Questions Raised about Auditor Independence
July 26, 1999
Shareholders of four Fidelity funds are being asked to reconsider approval of PricewaterhouseCoopers of New York as the funds' independent auditor in light of new revelations that raise questions about the independence of the accounting firm in its role as auditor to the funds.
Investors of the Fidelity Balanced Fund, Fidelity Global Balanced Fund, Fidelity Low-Priced Stock Fund and Fidelity Puritan Trust were originally asked to ratify reappointment of PricewaterhouseCoopers as auditor to the four funds at a shareholder meeting on July 14th. But voting on the auditor's appointment was postponed by the Boston-based fund company when Fidelity executives and members of the board of directors were informed of the results of an internal PwC review that revealed a potential conflict of interest.
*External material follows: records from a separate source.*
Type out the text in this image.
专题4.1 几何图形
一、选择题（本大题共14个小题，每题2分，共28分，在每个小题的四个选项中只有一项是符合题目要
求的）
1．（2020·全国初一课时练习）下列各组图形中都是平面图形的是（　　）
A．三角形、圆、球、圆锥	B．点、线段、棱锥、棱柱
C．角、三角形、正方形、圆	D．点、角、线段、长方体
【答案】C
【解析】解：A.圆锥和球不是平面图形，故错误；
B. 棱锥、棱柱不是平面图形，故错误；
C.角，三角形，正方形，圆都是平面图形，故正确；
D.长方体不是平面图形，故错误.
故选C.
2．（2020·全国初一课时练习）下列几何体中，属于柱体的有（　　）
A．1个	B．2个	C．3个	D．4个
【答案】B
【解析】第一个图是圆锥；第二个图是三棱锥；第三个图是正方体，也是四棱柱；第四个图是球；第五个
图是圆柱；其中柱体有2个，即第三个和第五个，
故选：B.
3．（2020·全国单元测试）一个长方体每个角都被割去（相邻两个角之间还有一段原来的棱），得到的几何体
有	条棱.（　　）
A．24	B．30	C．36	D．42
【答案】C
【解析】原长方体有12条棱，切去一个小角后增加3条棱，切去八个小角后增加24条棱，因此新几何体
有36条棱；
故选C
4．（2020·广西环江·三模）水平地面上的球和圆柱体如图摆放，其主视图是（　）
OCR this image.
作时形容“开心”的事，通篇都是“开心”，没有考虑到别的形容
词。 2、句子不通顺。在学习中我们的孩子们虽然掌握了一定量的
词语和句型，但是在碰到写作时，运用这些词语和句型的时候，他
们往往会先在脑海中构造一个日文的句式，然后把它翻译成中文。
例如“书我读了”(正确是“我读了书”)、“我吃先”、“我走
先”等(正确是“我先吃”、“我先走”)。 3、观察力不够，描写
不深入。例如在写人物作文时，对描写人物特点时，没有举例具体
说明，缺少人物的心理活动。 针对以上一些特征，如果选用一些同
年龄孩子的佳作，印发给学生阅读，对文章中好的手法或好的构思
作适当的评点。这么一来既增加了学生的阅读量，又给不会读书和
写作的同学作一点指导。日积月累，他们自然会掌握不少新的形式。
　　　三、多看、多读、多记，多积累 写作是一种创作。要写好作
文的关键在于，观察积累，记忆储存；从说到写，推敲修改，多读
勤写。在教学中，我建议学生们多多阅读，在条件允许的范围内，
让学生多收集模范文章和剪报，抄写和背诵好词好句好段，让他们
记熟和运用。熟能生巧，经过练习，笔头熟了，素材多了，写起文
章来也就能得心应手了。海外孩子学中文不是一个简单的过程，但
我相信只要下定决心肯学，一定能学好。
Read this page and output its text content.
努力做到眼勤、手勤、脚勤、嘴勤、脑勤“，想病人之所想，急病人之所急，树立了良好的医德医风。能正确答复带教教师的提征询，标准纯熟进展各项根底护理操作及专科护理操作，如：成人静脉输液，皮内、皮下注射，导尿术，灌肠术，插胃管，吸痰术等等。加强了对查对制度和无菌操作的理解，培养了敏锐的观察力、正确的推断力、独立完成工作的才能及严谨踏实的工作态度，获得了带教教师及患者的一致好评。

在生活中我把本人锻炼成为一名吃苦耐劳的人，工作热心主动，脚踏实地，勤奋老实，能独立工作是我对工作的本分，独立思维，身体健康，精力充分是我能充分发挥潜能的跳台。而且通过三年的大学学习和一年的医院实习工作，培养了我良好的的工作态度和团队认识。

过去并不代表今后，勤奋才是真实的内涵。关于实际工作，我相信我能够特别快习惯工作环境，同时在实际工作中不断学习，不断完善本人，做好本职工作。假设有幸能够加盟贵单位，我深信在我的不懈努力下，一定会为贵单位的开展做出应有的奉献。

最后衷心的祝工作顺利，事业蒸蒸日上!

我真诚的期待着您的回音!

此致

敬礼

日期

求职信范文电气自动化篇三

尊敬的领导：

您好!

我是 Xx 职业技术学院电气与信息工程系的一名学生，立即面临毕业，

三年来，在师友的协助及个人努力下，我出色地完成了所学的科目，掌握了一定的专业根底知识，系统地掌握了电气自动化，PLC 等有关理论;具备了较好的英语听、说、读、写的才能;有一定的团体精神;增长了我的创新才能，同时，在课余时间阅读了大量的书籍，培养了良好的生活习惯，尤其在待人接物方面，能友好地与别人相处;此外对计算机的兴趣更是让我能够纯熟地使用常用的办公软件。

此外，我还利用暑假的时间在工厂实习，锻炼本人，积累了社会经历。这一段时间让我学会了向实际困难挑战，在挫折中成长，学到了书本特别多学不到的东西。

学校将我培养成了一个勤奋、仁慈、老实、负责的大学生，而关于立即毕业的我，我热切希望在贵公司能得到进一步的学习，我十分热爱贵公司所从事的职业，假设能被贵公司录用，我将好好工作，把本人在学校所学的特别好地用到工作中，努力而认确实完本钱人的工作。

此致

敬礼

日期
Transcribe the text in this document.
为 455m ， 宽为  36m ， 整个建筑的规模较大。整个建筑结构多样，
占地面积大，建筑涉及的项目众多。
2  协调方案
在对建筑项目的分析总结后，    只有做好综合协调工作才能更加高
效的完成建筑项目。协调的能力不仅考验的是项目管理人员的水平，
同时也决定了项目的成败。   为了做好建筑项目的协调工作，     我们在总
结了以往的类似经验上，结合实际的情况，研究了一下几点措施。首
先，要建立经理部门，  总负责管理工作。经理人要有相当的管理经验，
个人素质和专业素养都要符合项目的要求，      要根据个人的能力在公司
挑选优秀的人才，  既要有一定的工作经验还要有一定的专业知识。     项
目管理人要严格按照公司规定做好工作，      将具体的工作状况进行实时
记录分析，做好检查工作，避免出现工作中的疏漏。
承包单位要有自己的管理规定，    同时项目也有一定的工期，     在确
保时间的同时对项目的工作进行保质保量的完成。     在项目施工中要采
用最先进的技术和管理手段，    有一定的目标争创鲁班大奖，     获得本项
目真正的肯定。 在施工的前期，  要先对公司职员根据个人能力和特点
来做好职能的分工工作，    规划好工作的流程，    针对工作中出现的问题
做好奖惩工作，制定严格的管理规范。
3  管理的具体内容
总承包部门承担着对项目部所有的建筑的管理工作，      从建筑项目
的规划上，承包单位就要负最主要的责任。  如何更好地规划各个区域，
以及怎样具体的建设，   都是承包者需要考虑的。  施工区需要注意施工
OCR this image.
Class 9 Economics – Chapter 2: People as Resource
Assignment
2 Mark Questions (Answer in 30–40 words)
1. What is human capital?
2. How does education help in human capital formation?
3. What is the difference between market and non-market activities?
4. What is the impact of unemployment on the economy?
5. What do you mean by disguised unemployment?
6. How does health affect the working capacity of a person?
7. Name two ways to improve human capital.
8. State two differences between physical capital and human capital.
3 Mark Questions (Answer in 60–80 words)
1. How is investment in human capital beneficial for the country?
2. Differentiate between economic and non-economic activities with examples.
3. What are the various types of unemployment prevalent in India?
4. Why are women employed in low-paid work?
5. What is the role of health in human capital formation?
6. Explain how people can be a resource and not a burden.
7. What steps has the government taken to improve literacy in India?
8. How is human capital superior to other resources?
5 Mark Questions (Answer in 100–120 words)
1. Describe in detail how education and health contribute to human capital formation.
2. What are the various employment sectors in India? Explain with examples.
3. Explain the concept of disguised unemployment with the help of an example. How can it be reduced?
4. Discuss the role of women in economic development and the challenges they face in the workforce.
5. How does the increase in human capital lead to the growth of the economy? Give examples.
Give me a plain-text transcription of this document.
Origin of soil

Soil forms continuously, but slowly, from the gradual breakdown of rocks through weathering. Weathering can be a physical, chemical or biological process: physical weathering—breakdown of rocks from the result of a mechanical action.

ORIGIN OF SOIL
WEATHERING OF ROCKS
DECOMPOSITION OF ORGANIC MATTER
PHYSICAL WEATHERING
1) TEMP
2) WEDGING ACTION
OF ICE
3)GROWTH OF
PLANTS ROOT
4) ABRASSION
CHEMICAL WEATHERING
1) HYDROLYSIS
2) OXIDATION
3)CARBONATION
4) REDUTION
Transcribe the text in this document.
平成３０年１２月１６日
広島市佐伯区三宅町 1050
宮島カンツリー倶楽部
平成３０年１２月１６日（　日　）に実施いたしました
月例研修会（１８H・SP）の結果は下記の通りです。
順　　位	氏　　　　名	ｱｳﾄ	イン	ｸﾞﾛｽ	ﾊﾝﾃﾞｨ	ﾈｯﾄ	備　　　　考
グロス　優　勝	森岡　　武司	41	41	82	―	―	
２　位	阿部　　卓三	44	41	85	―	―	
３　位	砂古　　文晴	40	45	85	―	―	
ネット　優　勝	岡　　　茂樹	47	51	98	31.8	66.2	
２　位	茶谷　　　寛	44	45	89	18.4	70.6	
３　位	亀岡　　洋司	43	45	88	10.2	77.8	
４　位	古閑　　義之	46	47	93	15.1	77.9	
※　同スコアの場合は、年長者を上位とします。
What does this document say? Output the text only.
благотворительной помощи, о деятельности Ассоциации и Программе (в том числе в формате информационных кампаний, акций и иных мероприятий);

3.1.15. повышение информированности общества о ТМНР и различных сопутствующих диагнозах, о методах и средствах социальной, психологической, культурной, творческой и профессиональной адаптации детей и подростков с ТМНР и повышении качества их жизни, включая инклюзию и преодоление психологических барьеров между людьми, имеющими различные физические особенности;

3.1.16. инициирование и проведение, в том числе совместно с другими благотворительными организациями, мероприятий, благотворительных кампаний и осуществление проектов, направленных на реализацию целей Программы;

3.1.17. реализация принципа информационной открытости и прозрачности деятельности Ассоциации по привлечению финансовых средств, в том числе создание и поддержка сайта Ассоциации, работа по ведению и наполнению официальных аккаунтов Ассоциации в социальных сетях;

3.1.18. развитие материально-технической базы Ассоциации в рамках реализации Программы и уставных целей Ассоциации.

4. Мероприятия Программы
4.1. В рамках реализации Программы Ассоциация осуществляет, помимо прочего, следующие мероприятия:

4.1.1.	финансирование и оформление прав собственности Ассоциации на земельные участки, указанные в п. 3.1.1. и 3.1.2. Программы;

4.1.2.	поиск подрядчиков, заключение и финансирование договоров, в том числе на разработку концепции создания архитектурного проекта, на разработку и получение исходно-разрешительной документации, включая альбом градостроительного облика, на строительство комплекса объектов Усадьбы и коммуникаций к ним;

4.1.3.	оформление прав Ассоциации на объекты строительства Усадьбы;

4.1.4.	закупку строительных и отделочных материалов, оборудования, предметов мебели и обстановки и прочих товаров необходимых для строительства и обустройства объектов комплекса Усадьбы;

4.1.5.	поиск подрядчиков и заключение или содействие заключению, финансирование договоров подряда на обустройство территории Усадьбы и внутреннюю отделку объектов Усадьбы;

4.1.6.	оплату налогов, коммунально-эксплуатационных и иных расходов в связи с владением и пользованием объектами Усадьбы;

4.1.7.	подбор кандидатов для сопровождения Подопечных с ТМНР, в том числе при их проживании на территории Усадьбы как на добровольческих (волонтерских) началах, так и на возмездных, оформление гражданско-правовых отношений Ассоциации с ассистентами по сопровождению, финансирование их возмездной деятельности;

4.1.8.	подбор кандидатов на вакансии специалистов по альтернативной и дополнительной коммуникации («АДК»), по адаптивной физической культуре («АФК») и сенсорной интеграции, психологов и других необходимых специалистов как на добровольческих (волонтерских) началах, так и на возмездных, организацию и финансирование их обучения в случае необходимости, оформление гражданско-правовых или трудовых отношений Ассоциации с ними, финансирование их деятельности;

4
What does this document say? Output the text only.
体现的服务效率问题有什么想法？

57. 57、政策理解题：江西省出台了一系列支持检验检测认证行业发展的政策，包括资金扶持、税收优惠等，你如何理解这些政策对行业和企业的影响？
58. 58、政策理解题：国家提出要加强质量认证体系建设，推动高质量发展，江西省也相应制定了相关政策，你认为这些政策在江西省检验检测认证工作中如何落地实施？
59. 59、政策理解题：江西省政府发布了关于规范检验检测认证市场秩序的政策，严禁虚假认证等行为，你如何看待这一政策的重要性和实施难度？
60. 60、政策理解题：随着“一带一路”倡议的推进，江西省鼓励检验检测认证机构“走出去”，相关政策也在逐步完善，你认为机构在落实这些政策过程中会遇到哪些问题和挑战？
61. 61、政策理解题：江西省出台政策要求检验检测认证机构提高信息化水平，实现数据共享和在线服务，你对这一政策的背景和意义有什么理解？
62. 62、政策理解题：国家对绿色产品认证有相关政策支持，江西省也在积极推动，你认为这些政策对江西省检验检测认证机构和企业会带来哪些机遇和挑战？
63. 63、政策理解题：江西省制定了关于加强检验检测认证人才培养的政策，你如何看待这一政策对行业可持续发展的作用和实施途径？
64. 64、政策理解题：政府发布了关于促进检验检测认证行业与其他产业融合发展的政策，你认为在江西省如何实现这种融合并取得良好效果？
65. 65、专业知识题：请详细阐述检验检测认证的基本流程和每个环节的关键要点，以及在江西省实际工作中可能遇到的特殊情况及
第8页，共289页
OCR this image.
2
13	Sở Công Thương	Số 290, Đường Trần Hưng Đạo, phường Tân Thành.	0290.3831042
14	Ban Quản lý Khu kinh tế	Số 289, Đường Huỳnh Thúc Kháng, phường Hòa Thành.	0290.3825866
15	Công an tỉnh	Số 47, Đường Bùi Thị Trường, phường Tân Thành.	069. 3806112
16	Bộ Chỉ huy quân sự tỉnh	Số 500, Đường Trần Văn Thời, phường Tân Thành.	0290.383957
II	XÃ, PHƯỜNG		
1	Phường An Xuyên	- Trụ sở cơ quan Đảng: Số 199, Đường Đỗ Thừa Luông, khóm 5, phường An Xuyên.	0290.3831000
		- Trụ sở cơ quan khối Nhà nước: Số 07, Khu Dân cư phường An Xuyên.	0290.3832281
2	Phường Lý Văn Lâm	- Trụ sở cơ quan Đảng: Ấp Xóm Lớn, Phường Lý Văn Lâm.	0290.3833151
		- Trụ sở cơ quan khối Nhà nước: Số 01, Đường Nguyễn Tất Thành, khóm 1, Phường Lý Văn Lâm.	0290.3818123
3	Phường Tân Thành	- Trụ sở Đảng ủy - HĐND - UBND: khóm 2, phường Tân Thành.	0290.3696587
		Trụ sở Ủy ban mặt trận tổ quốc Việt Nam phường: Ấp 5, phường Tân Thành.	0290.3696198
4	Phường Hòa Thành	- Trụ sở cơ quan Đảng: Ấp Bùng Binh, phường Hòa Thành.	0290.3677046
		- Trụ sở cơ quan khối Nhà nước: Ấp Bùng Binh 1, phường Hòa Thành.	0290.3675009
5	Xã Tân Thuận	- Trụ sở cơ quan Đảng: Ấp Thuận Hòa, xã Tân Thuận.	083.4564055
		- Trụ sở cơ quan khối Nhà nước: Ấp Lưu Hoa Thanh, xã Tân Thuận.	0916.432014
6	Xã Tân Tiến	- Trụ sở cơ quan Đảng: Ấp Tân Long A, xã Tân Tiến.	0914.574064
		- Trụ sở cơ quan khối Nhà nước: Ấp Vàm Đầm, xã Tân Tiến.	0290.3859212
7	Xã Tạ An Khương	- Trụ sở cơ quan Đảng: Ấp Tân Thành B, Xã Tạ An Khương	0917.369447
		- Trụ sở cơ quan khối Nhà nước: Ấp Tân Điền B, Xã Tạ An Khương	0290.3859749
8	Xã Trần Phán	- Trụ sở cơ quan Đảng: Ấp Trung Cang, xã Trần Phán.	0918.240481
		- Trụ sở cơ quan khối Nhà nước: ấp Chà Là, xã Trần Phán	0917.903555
According to a revised proxy statement filed by Fidelity on July 15, a manager within the consulting unit of PwC's Boston office owned shares of the Fidelity Puritan Trust. Although the manager was employed within the consulting unit of PwC and had no direct ties to the firm's fund auditing business, SEC regulations as well as accounting standards prohibit partners, certain officers and managers of audit firms from owning shares in companies to which the firm serves as independent auditor. These regulations and standards exist to assure the objectivity of the auditing firm, say industry accountants.
Sometime after May 17, 1999, the date Fidelity mailed its original proxy statement and ballot to fund shareholders, Fidelity officers and board members were informed by PwC of the apparent conflict, according to Fidelity spokesperson Anne Crowley.
"That holding was inconsistent with the standards for accountant independence," said Crowley. The accounting firm's review also revealed that other PwC employees had at some time held shares in each of the three other Fidelity funds but no longer did so. A PricewaterhouseCoopers' spokesperson declined to comment on the matter.
Though the PwC manager sold his shares of Fidelity Puritan on June 15, 1999, Fidelity felt it was in the best interest of shareholders to disregard the first vote approving the funds' auditor and give shareholders, provided with the new information, a chance to recast their votes. The Fidelity shareholder vote is now scheduled for August 6th.
Auditor independence has become a pressing issue for the accounting industry in general and for PricewaterhouseCoopers in particular. In January, PwC reached a settlement with the SEC in a case regarding its independence without admitting or denying wrongdoing. The SEC charged that PwC had violated SEC rules regarding auditor independence in more than 70 instances in which employees and even the firm's pension fund had invested in the securities of various PwC audit clients. In settling the charges, PwC agreed to several conditions including hiring an independent person to investigate potential conflicts. It also agreed to establish a database of audit clients and the infrastructure necessary to prevent PwC employees from investing in shares of those clients. The SEC also mandated PwC pay $2.5 million to fund the establishment of an accounting industry auditor independence education program.
PwC is not the only fund auditing firm under scrutiny regarding the auditing of Fidelity's mutual funds. In March, Deloitte & Touche reached an agreement with the SEC regarding the firm's becoming independent auditor for 56 of Fidelity's 243 funds. (MFMN 4/5/99) According to the agreement reached with regulators, certain key Deloitte personnel were required to shift directly- held assets out of those Fidelity funds for which Deloitte was to become auditor.